I wish I had these answers – answers are reassuring things – but I fear nobody does. All I can say is how I have endeavoured to explore these questions in my choice of programme for our first concert back (click here for the event page). The repertoire is a mix of the solemn and the celebratory, and, while we will be ‘making up for lost music’, I have chosen deliberately not to perform any of the music that we should have sung during the season-that-wasn’t – we mustn’t simply pretend that the last six months never happened.
The most intriguing piece we will sing is Ben Byram-Wigfield’s “Evolutions” edition of the Miserere Mei by Allegri. The editor has stripped this familiar favourite back to its bare bones, returning to the earliest known manuscript of the work from 1661 (which includes no high C).

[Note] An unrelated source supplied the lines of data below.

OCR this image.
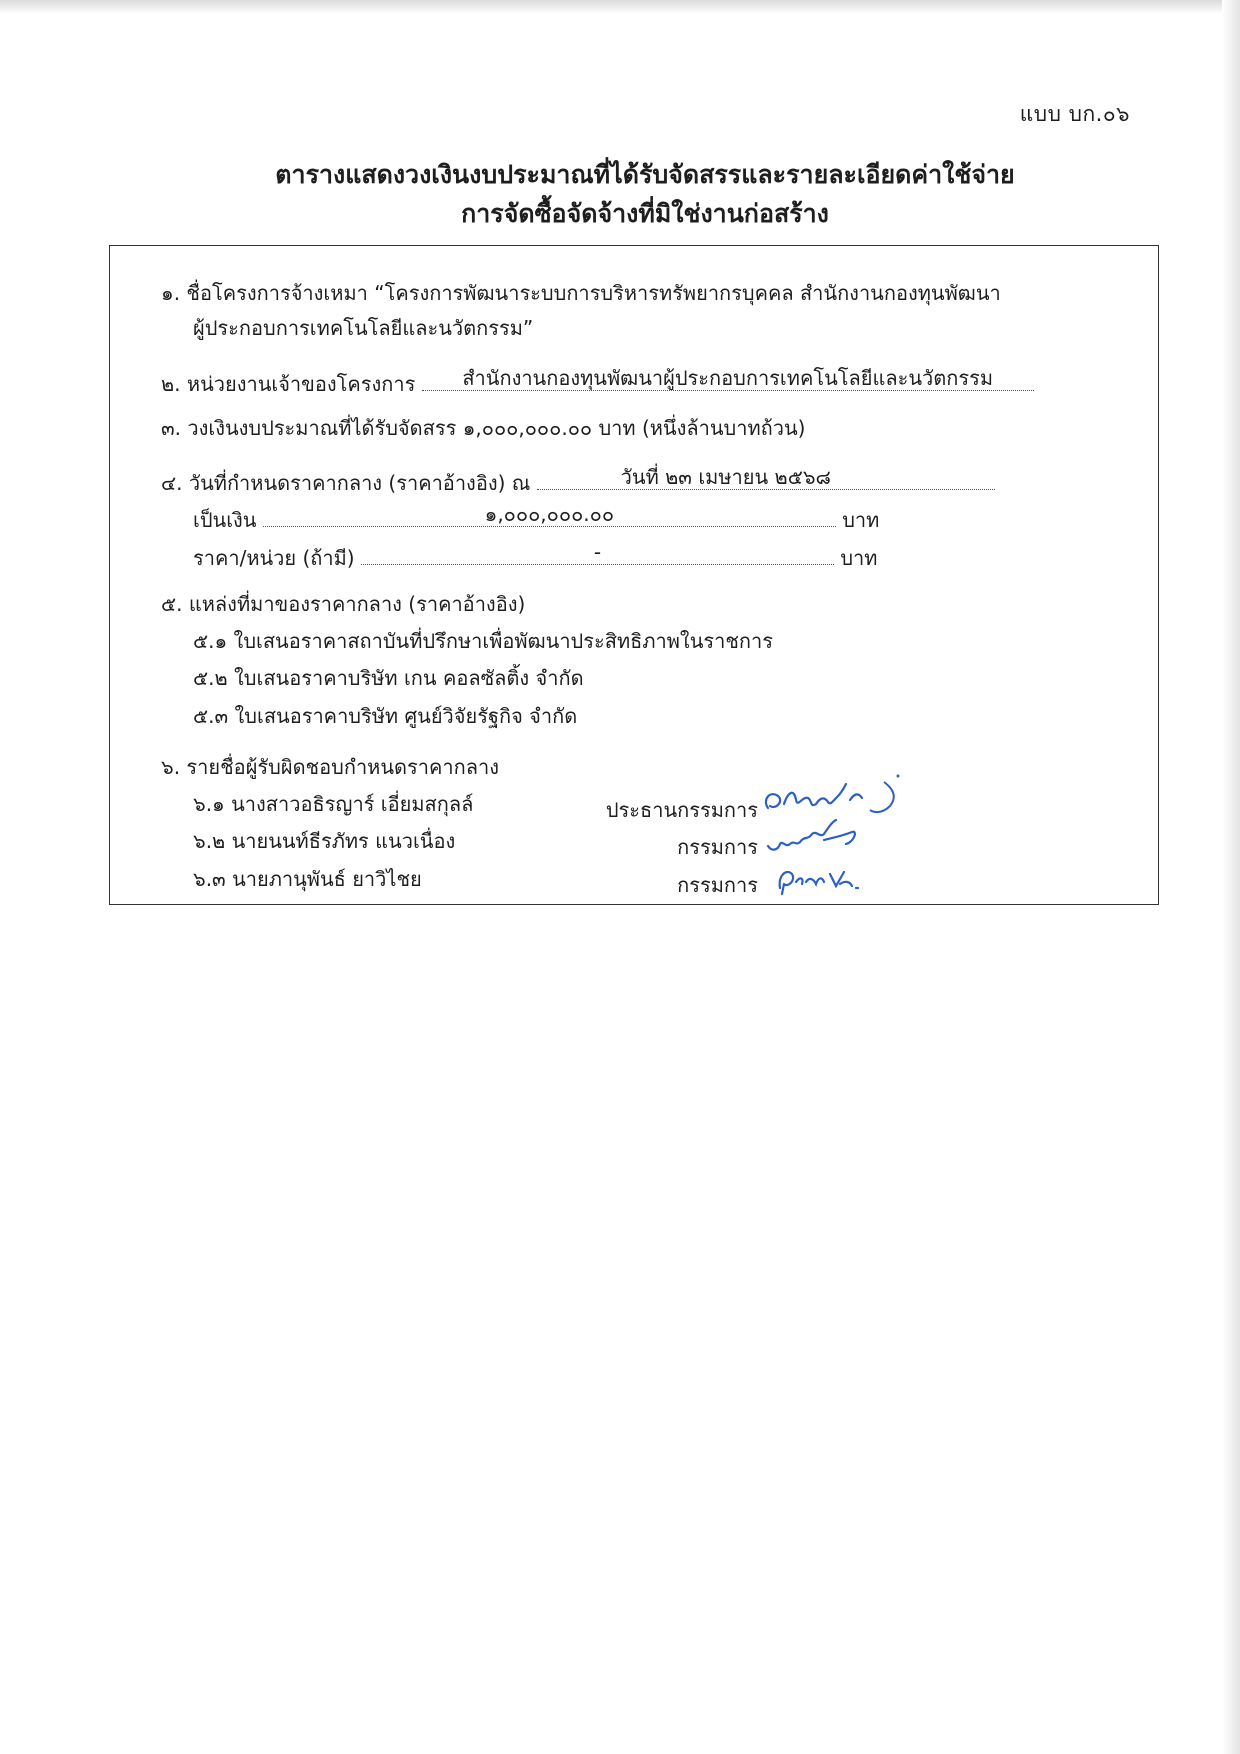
แบบ บก.๐๖
ตารางแสดงวงเงินงบประมาณที่ได้รับจัดสรรและรายละเอียดค่าใช้จ่าย
การจัดซื้อจัดจ้างที่มิใช่งานก่อสร้าง
๑. ชื่อโครงการจ้างเหมา “โครงการพัฒนาระบบการบริหารทรัพยากรบุคคล สำนักงานกองทุนพัฒนา
ผู้ประกอบการเทคโนโลยีและนวัตกรรม”
๒. หน่วยงานเจ้าของโครงการ	สำนักงานกองทุนพัฒนาผู้ประกอบการเทคโนโลยีและนวัตกรรม
๓. วงเงินงบประมาณที่ได้รับจัดสรร ๑,๐๐๐,๐๐๐.๐๐ บาท (หนึ่งล้านบาทถ้วน)
๔. วันที่กำหนดราคากลาง (ราคาอ้างอิง) ณ	วันที่ ๒๓ เมษายน ๒๕๖๘
เป็นเงิน	๑,๐๐๐,๐๐๐.๐๐	บาท
ราคา/หน่วย (ถ้ามี)	-	บาท
๕. แหล่งที่มาของราคากลาง (ราคาอ้างอิง)
๕.๑ ใบเสนอราคาสถาบันที่ปรึกษาเพื่อพัฒนาประสิทธิภาพในราชการ
๕.๒ ใบเสนอราคาบริษัท เกน คอลซัลติ้ง จำกัด
๕.๓ ใบเสนอราคาบริษัท ศูนย์วิจัยรัฐกิจ จำกัด
๖. รายชื่อผู้รับผิดชอบกำหนดราคากลาง
๖.๑ นางสาวอธิรญาร์ เอี่ยมสกุลล์	ประธานกรรมการ
๖.๒ นายนนท์ธีรภัทร แนวเนื่อง	กรรมการ
๖.๓ นายภานุพันธ์ ยาวิไชย	กรรมการ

As the piece continues, however, he incorporates snippets from later manuscripts – 1731 and 1840 – until he reaches the entirely inauthentic but very beautiful and justly famous top C. Rather than ignoring 400 years of change in pursuit of an ‘authentic’ expression, he has imaginatively explored and integrated each stage of the piece’s evolution, to create a work of art that reflects what is to him the ‘truth’ of the piece.
Perhaps we should take a leaf out of Mr Byram-Wigfield’s book. If we’re to understand what’s happening around us, we must look back, look forward, and be honest in our art.